The EU Biotech Act must safeguard ethical standards for clinical trials
Through measures such as the recently proposed Biotech Act, the EU is currently assessing how to develop the ecosystem for multi-country and multi-centre clinical trials, and to enable better health data sharing for research and innovation.
Against this background, risks of oversimplification and potential for unchecked deregulation increase, as well as concerns over patient safety, dilution of ethical oversight, data privacy, unequal access to medicinal products and ethical fairness.
The WMA’s Declaration of Helsinki, first adopted in 1964 and last revised in 2024, is the internationally accepted standard for designing, conducting, recording and reporting clinical trials. The Declaration underlines, among other, that rights, interests, and well-being of research participants must always take precedence over scientific and societal interests.

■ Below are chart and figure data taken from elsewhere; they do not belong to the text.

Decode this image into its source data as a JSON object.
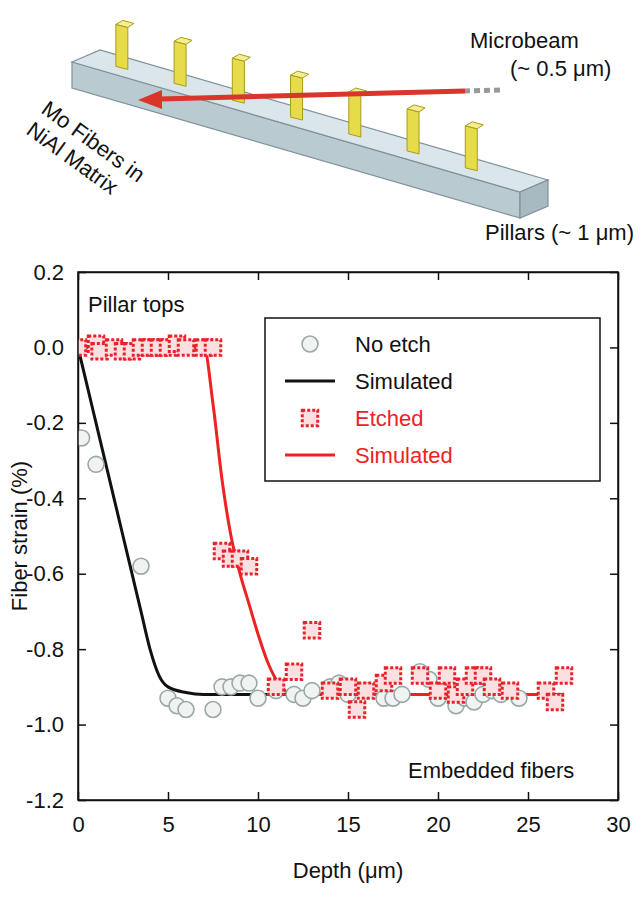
{
  "diagram": {
    "microbeam_label": [
      "Microbeam",
      "(~ 0.5 μm)"
    ],
    "matrix_label": [
      "Mo Fibers in",
      "NiAl Matrix"
    ],
    "pillars_label": "Pillars (~ 1 μm)"
  },
  "chart_data": {
    "type": "scatter",
    "x_label": "Depth (μm)",
    "y_label": "Fiber strain (%)",
    "xlim": [
      0,
      30
    ],
    "xticks": [
      0,
      5,
      10,
      15,
      20,
      25,
      30
    ],
    "ylim": [
      -1.2,
      0.2
    ],
    "yticks": [
      0.2,
      {
        "value": 0,
        "label": "0.0"
      },
      -0.2,
      -0.4,
      -0.6,
      -0.8,
      {
        "value": -1,
        "label": "-1.0"
      },
      -1.2
    ],
    "legend": "upper right",
    "annotations": [
      "Pillar tops",
      "Embedded fibers"
    ],
    "series": [
      {
        "name": "No etch",
        "type": "scatter",
        "marker": "circle",
        "color": "#9aa8a8",
        "x": [
          0,
          0.2,
          1,
          3.5,
          5,
          5.5,
          6,
          7.5,
          8,
          8.5,
          9,
          9.5,
          10,
          11,
          12,
          12.5,
          13,
          14,
          14.5,
          15,
          16,
          17,
          17.5,
          18,
          19,
          19.5,
          20,
          21,
          21.5,
          22,
          22.5,
          23,
          23.5,
          24.5
        ],
        "values": [
          0,
          -0.24,
          -0.31,
          -0.58,
          -0.93,
          -0.95,
          -0.96,
          -0.96,
          -0.9,
          -0.9,
          -0.89,
          -0.89,
          -0.93,
          -0.91,
          -0.92,
          -0.93,
          -0.91,
          -0.9,
          -0.89,
          -0.92,
          -0.91,
          -0.93,
          -0.93,
          -0.92,
          -0.86,
          -0.88,
          -0.93,
          -0.95,
          -0.93,
          -0.94,
          -0.92,
          -0.91,
          -0.92,
          -0.93
        ]
      },
      {
        "name": "Simulated",
        "type": "line",
        "line_style": "solid",
        "color": "#111111",
        "x": [
          0,
          0.5,
          1,
          1.5,
          2,
          2.5,
          3,
          3.5,
          4,
          4.5,
          5,
          6,
          7,
          12
        ],
        "values": [
          0,
          -0.1,
          -0.2,
          -0.3,
          -0.4,
          -0.5,
          -0.6,
          -0.7,
          -0.8,
          -0.87,
          -0.9,
          -0.915,
          -0.92,
          -0.92
        ]
      },
      {
        "name": "Etched",
        "type": "scatter",
        "marker": "square",
        "color": "#e8222a",
        "x": [
          0,
          1,
          1.2,
          2,
          2.5,
          3,
          3.5,
          4,
          4.5,
          5,
          5.5,
          6,
          7,
          7.5,
          8,
          8.5,
          9,
          9.5,
          11,
          12,
          13,
          14,
          15,
          15.5,
          16,
          17,
          17.5,
          19,
          20,
          20.5,
          21,
          21.5,
          22,
          22.5,
          23,
          24,
          26,
          26.5,
          27
        ],
        "values": [
          0,
          0.01,
          -0.01,
          0,
          -0.01,
          -0.01,
          0,
          0,
          0,
          0,
          0.01,
          0,
          0,
          0,
          -0.54,
          -0.56,
          -0.56,
          -0.58,
          -0.9,
          -0.86,
          -0.75,
          -0.91,
          -0.9,
          -0.96,
          -0.91,
          -0.89,
          -0.87,
          -0.87,
          -0.91,
          -0.87,
          -0.92,
          -0.9,
          -0.87,
          -0.87,
          -0.9,
          -0.91,
          -0.91,
          -0.94,
          -0.87
        ]
      },
      {
        "name": "Simulated",
        "type": "line",
        "line_style": "solid",
        "color": "#ee2222",
        "x": [
          0,
          7,
          7.5,
          8,
          8.5,
          9,
          9.5,
          10,
          10.5,
          11,
          11.5,
          12,
          27
        ],
        "values": [
          0,
          0,
          -0.15,
          -0.35,
          -0.5,
          -0.6,
          -0.68,
          -0.76,
          -0.83,
          -0.88,
          -0.91,
          -0.92,
          -0.92
        ]
      }
    ]
  }
}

Dr Christofer Lindholm, Chair of the WMA Medical Ethics Committee, said “As the European Union seeks to strengthen its global competitiveness in clinical research, it is vital that ethical safeguards are not weakened in the name of innovation.
“The Declaration of Helsinki provides the clear ethical framework needed to ensure that clinical trials conducted in Europe continue to respect human dignity, informed consent, independent ethical oversight, and the protection of vulnerable populations. Competitiveness and bioethics are not opposing goals. Ethical rigor is essential to scientific credibility, public trust, and sustainable medical progress.”
CPME President Dr Ole Johan Bakke added, “We want policy-makers and stakeholders to hear doctors’ appeal that medical ethics, scientific progress and patients’ rights are not competing priorities, but inseparable.”